Having never heard of DBS I learned as much as I could by talking to the Neurologist and Neurosurgeon, reading articles, and speaking with people who already had DBS. Despite the medication by early 2012 restless legs syndrome and insomnia prevented me from sleeping soundly and I felt the possible benefits of DBS were greater than the risks and contacted the Neurosurgeon’s office and said: “I want to schedule the surgery.”
On May 2, 2012 the leads were inserted into my brain and a week later the neurostimulator was inserted into my chest and the wires connected. The site where the head frame was screwed onto my skull above my left eyebrow hurt a lot before the local anesthetic took complete effect. However, the surgery went well and there were no complications.
The DBS was turned on May 30, 2012 and the tremors stopped within seconds. The rigidity which had nearly frozen my right shoulder was mostly gone a few days later. After seeing me without medication just prior to activating the DBS and seeing me after the DBS was turned on my wife said: “There are few true medical miracles but this is one of them.”

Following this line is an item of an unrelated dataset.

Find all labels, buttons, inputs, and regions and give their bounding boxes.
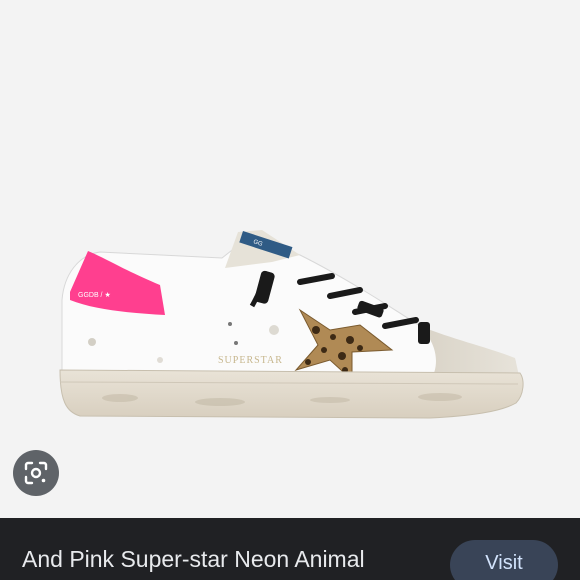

DBS has not produced an improvement in my sense of smell which is almost completely gone and I speak a tad slowly but it has dramatically improved my quality of life. I have no tremors, 90-95% of the rigidity is gone, my legs aren’t restless anymore, I’ve lost the Parkinson mask and can smile again, my handwriting has improved, and I can exercise almost like I used to which helps immensely.
After a year and a half DBS is still a medical miracle.